SALT LAKE CITY (AP) — Four Salt Lake City firefighters say one of their own stations caught fire because the city ignored codes on storing oily rags and the blaze endangered lives because officials failed to install enough smoke detectors.
The men have filed notice of a potential lawsuit against the city over the March 2015 fire.
They say officials didn't bring the downtown fire station up to code when it was renovated in 2011, and didn't put any smoke detectors on the floor where firefighters were sleeping when it started.
City officials question the accuracy of the claims, but Mayor Jackie Biskupski is willing to listen to the firefighters' concerns, said spokesman Matthew Rojas.
The four were among nine emergency workers at the station, one of the oldest in the city, when the fire started. It caused extensive damage and the building remains closed more than a year later.
One of the firefighters, Steve Hoffman, says four fires have been sparked by oily rags at city stations since 2011.
Hoffman said his request for air-tight containers to safely store the flammable material at the station was refused.
Salt Lake City Chief Brian Dale denied that, but said that each fire station has now been equipped with proper storage.
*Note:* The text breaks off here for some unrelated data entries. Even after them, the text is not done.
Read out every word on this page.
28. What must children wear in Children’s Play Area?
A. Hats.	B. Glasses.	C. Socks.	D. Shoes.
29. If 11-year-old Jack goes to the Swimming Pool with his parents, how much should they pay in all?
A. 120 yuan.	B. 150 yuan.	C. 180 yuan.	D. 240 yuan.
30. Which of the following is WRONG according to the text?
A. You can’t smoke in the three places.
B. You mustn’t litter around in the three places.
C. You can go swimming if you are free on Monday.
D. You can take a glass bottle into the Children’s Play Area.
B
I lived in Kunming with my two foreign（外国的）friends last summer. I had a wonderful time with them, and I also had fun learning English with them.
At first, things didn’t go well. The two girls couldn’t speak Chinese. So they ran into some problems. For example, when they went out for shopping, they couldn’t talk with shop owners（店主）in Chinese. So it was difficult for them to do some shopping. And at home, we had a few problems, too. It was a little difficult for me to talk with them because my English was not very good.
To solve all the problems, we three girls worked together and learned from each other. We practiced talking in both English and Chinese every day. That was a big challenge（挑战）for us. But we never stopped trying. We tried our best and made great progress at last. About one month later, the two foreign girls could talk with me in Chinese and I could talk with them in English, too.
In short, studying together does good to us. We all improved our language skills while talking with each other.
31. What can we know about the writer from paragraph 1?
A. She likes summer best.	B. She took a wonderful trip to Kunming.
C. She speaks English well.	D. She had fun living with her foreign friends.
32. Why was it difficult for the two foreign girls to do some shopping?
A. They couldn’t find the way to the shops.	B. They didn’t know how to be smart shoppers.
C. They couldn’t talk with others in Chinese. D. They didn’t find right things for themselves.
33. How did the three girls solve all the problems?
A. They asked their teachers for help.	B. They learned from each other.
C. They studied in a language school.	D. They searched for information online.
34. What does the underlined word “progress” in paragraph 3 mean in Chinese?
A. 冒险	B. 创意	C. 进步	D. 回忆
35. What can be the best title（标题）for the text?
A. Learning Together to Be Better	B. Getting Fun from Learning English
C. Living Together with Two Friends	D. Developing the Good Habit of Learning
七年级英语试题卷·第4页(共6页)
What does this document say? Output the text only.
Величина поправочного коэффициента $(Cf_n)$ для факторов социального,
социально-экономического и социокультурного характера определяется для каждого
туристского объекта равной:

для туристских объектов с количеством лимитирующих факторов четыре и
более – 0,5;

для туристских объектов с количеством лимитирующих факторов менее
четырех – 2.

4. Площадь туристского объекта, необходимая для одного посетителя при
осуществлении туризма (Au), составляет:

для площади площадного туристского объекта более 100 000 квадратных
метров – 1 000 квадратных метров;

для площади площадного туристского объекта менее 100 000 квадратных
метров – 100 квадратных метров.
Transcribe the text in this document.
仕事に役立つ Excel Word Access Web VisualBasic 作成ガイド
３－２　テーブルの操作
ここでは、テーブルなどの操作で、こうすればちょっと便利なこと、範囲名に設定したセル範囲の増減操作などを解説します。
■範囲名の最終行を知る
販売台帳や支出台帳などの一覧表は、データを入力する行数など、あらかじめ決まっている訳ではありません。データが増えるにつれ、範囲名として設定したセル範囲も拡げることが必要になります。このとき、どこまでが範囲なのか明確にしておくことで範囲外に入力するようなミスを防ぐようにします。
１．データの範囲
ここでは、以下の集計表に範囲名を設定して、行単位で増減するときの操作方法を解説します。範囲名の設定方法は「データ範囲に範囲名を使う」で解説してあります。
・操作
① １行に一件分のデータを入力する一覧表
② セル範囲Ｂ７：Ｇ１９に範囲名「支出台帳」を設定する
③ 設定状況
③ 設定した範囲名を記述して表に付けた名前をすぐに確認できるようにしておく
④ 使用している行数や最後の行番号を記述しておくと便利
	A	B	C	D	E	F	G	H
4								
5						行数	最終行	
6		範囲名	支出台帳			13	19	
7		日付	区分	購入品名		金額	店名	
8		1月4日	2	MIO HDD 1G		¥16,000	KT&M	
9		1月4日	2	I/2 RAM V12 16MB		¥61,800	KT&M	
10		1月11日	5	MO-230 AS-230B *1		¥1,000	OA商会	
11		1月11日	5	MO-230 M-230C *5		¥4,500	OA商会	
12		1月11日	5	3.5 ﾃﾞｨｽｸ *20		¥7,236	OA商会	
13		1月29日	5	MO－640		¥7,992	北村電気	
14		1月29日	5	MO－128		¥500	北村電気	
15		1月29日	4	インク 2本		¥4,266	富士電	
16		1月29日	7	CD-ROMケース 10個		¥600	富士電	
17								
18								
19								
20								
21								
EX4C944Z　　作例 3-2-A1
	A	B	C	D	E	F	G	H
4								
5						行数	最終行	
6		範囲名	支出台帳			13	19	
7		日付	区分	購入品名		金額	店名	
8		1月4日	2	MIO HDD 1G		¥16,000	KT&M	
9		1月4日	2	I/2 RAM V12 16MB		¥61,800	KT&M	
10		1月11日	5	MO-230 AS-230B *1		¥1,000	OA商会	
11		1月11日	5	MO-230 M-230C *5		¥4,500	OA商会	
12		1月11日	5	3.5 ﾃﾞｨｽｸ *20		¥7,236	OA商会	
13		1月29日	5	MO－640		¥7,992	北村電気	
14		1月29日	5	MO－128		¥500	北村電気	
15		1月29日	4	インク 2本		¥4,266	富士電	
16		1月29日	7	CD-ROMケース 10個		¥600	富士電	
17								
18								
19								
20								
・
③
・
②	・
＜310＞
Hoffman and the other firefighters — Kyle Marston, Jim Williams and Gregory Holmes — also claim that there were no smoke detectors in their sleeping quarters and many people were awakened by their co-workers rather than alarms.
Some firefighters suffered smoke inhalation in the blaze.
The fire chief said in a statement that the station's smoke detectors were up to code, though Dale couldn't say exactly how many alarms there were or where they were located.
The firefighters' claims were first reported by the Salt Lake Tribune.